Он приходил не всякий раз,

ложился на краю.

Такой вот, граждане, рассказ

про ангелов в раю.

 

Такой спектакль из-за кулис,

кораблик на мели.

Они однажды разбрелись

и крылья унесли.

 

И стали жить, как господа,

и сытный есть обед,

не вспоминая никогда

любовь и старый плед.

 

А их лачуга под горой,

безумство той весны,

конечно, снились им порой,

но это ж только сны.

 

Заложник

 

От звонка отбарабанив до звонка,

жизнь свою на годы горькие кроша,

я товар твой и заложник, твой зэка,

но тебе-то я не стоил ни гроша.

 

У меня стокгольмский, кажется, синдром −

за тобой по стёклам бегаю босой.

А ещё я запасной аэродром

с расфигаченной бетонной полосой.

 

Я разменная монета, твой трофей,

к облегчённому приравнен багажу.

Страсти пишет мне не Бах, а сам Матфей,

но себе я больше не принадлежу.

 

Помню, что меня не ставишь ты ни в грош,

но давно уже взяла на карандаш

и скорее нас обоих подорвёшь,

чем отдашь или, тем более, продашь.

 

Над собой я слёзы лью и хохочу,

но когда за нами явится спецназ,

я на волю сам уже не захочу,

пусть берут кого угодно, но не нас.

 

Ну а нам пора подумать о душе,

даже если приглашают в шапито.

Мы как пластик и графит в карандаше −

я собой тебя прикрою, если что.

 

Дождь

 

Дождь хлещет третий день, дороги развезло

в пропитанном водой и скукой околотке.

Эх, лодку б отыскать и хоть одно весло.

Но здесь не проплывёшь на неуклюжей лодке.

 

Промокли сапоги, течёт за воротник.

Я тщетно, как моряк, высматриваю сушу.

И кажется, что дождь не под пиджак проник,

а выстудил мою простуженную душу.

 

Я знаю, оглашён прогноз, как приговор:

ещё три дня дождей, – так сказано в приказе.

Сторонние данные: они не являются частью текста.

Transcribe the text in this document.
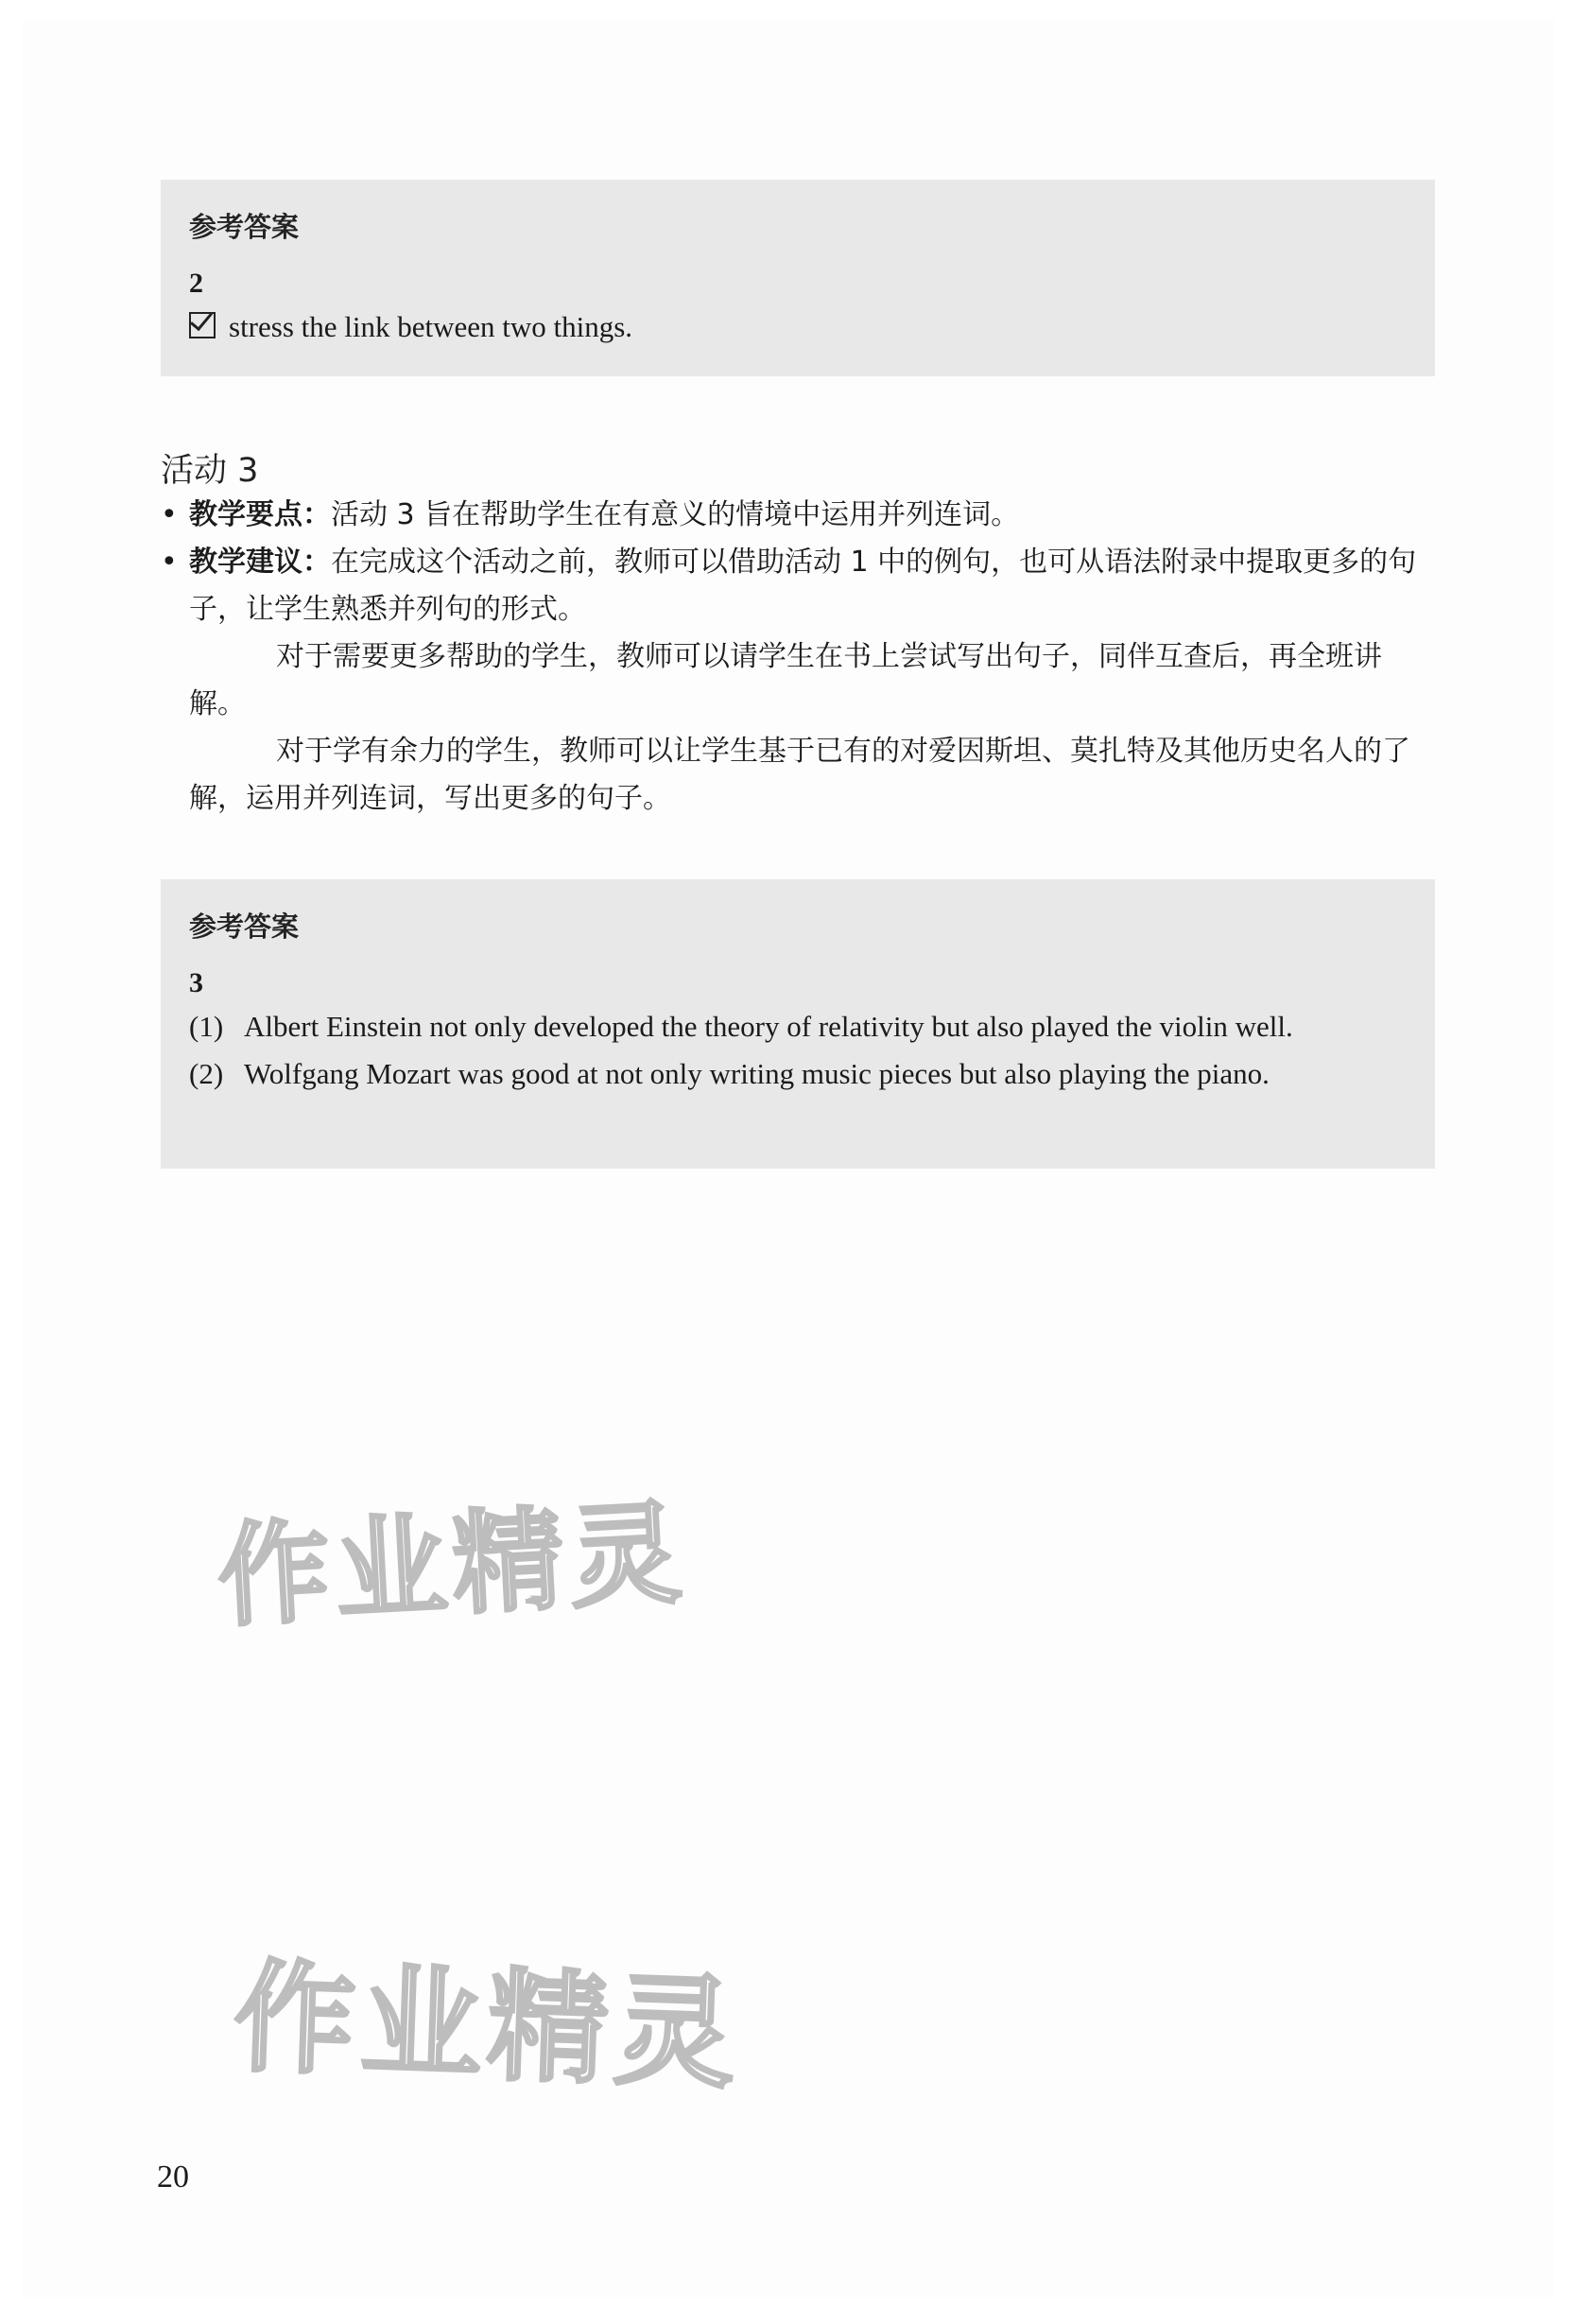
参考答案
2
stress the link between two things.
活动 3
• 教学要点：活动 3 旨在帮助学生在有意义的情境中运用并列连词。
• 教学建议：在完成这个活动之前，教师可以借助活动 1 中的例句，也可从语法附录中提取更多的句子，让学生熟悉并列句的形式。
对于需要更多帮助的学生，教师可以请学生在书上尝试写出句子，同伴互查后，再全班讲解。
对于学有余力的学生，教师可以让学生基于已有的对爱因斯坦、莫扎特及其他历史名人的了解，运用并列连词，写出更多的句子。
参考答案
3
(1) Albert Einstein not only developed the theory of relativity but also played the violin well.
(2) Wolfgang Mozart was good at not only writing music pieces but also playing the piano.
作业精灵
作业精灵
20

Хозяин добрый пса не выгонит во двор.

Зачем же я бреду по этой липкой грязи?

 

Над головой моей косматых туч стада

летят или плывут, как рыбы или птицы, −

им с высоты видней, а я забыл − куда

мог путевой листок с утра запропаститься.

 

Ну что ж, в моём краю не любят беглецов

и тех, кто свой маршрут освоил в полной мере.

Но я куда-нибудь приду в конце концов

и тихо постучу, и мне откроют двери.

 

Дождь хлещет третий день, дороги развезло.

Но я по ним прошёл и в качестве награды

я дом сумел найти, где сухо и тепло,

и дверь не на замке, и мне, представьте, рады.

 

Здесь чайник на печи, и на столе еда,

и любят угощать без мыслей о продаже.

И приглашают жить, хотя б и навсегда.

А дождь стучит в окно, но с ним уютней даже.

 

Зеркала

 

С тобою мы друг друга сочинили,

взаимный проявляя интерес.

Как цвет на плёнке, звуки на виниле,

живём, пока носитель не исчез.

 

Проблема в том, что вряд ли приневолишь,

удержишь от рассеянья мираж.

А мы с тобой фантазии всего лишь,

конкретные, но слишком мал тираж.

 

Как странно зна́ком собственного знака

себя вносить в нелетописный том.

Я образ и прообраз твой, однако

и ты творящий образы фантом.

 

Не дым, не завихренье пылевое,

два снящихся друг другу визави,

мы живы до тех пор, пока нас двое,

пока жива энергия любви.

 

Её и занесли мы на скрижали,

и даже если вечность истекла,

мы знаем, что неплохо отражали,

любя друг друга, наши зеркала.

 

Мой бес

 

Помню, что верен чему-то, причём без особой лести,

что удалось кулаками мне оснастить добро,

что седина в бороде – как есть, на привычном месте,

правда, вот бес зачем-то покинул моё ребро.

 

Хотел ограничиться соткой, а принял триста плюс двести −

в общем, не так уж много, это же не ведро.

А вот седина осталась − вся на привычном месте,

жаль только, бес зачем-то покинул моё ребро.

 

Слово месть происходит и от мести́, и от ме́сти.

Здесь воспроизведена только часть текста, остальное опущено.